Nephew of Andrew Carnegie

Andrew Carnegie Whitfield (born February 6, 1910) was the nephew of wealthy steel magnate Andrew Carnegie, who mysteriously disappeared shortly after he departed from Roosevelt Field on Long Island, New York on the morning of April 17, 1938.

==Early life==
Whitfield was born in New York City and was the son of Emily Harrison (Thorp) Whitfield and Henry Davis Whitfield. His father was the brother of Louise Whitfield Carnegie, the wife of Andrew Carnegie. Whitfield was a graduate of Princeton University and worked as a business executive. An amateur pilot, Whitfield owned a small red and silver Taylor Cub airplane which he occasionally flew (mostly for recreation). At the time of his disappearance, he had accumulated 200 hours of flying experience.

==Disappearance==
Whitfield departed Roosevelt Field in Mineola in his small silver and red Taylor Cub monoplane, which he planned to land at an airfield in Brentwood, New York (approximately 22 mi away). He was only supposed to be in the air for fifteen minutes, but he never arrived as scheduled. One source reported that Whitfield's plane had been flying steadily—but then Whitfield "nosed his plane into a mild easterly wind, [and] disappeared from sight."

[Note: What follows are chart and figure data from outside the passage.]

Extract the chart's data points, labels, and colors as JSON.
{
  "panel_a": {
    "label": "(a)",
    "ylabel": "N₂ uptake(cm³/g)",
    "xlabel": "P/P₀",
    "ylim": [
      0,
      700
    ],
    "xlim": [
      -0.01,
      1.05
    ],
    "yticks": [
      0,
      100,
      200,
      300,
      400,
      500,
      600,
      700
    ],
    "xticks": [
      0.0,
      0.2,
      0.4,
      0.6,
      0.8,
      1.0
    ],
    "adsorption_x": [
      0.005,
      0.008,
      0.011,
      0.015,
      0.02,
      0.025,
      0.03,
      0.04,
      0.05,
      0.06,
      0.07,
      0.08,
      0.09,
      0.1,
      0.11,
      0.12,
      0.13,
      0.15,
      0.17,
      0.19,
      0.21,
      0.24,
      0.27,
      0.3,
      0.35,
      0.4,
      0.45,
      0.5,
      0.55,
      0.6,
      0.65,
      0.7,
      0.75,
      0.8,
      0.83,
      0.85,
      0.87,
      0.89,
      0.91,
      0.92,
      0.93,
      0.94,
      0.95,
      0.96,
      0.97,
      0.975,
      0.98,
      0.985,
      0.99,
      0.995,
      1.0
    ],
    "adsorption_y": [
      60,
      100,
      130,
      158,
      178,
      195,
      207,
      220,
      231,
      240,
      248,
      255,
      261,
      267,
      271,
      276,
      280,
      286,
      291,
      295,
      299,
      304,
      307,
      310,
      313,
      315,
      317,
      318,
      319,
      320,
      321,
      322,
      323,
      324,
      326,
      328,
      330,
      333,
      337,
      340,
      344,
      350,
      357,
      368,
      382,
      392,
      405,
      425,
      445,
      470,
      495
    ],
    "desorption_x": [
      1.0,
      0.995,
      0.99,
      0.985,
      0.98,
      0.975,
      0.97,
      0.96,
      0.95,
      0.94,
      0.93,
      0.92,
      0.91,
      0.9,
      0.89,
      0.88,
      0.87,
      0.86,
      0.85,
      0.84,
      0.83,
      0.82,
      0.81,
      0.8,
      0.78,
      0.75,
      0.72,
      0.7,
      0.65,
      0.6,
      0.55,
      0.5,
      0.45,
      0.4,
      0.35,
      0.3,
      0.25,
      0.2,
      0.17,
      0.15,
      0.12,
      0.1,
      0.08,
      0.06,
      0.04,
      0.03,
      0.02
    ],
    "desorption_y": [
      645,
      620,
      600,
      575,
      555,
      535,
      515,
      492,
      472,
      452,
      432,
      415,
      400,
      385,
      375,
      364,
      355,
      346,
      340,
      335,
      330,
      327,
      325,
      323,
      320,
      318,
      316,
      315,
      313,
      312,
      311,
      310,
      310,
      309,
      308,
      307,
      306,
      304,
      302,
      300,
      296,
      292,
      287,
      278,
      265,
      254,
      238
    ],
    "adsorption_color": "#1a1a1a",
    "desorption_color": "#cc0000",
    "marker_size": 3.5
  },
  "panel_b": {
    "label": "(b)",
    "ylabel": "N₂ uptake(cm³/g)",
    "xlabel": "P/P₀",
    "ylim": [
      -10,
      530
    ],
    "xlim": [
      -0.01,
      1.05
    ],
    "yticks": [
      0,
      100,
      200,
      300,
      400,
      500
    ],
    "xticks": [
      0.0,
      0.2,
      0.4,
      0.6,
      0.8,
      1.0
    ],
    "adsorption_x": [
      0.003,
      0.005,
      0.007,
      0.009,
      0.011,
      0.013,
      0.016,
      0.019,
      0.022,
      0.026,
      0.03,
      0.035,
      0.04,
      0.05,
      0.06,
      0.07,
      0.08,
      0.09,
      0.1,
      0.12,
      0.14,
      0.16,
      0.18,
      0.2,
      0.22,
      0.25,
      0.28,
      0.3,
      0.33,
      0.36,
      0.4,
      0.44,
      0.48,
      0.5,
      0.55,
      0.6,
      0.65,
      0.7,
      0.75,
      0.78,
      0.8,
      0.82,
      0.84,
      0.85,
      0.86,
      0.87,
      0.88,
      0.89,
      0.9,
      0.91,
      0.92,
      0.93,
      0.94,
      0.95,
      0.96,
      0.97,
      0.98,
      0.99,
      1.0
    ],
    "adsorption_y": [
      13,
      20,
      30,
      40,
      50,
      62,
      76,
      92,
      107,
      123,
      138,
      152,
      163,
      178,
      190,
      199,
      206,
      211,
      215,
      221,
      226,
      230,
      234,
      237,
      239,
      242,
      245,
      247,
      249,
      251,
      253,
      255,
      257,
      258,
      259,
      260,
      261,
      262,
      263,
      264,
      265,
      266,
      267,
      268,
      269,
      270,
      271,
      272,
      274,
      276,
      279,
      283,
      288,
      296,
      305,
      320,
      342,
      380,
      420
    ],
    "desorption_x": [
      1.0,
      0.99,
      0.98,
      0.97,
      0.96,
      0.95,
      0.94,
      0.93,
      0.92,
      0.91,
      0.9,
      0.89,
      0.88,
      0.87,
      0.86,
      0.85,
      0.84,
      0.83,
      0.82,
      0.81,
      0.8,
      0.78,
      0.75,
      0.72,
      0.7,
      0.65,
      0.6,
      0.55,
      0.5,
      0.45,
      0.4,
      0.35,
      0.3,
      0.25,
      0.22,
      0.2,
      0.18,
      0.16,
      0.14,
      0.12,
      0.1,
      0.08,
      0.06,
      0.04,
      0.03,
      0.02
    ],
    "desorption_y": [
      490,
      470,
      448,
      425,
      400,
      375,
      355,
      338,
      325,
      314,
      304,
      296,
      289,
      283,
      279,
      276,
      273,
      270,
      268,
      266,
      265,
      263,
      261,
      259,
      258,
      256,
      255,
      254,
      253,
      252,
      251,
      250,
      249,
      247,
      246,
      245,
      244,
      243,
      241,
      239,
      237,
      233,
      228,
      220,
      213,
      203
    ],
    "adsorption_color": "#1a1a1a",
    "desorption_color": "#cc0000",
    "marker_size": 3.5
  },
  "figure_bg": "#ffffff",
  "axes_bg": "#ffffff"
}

His plane had enough fuel for a 150-mile flight. Neither Whitfield nor his plane has ever been recovered.

An investigation discovered that on the day he vanished Whitfield had checked into a hotel in Garden City on Long Island under an alias he occasionally employed: "Albert C. White". Hotel records indicated that Whitfield/White had paid $4 in advance for the room and never checked out. When the hotel room was searched, it was discovered that his personal belongings (including his passport), clothing, cuff links engraved with his initials, two life insurance policies (in his name listing his wife, Elizabeth Halsey Whitfield, as the beneficiary), and several stock and bond certificates made out in Andrew's and Elizabeth's names, were all left behind in the hotel room. Phone records also indicated that he had called his home while his family was out looking for him, and a telephone operator reported that she heard him say over the phone, "Well, I am going to carry out my plan."

Police concluded that Whitfield had committed suicide by deliberately flying his plane into the Atlantic Ocean despite there being no evidence to substantiate this theory. Although a thorough search of the coastal areas surrounding Long Island was conducted, no plane wreckage was ever discovered. There was no evidence that at the time of Whitfield's disappearance he was having any personal or business problems. Whitfield had married the former Elizabeth Halsey earlier that year and had been planning to move to Bethlehem, Pennsylvania, (with his new wife) the same month that he disappeared.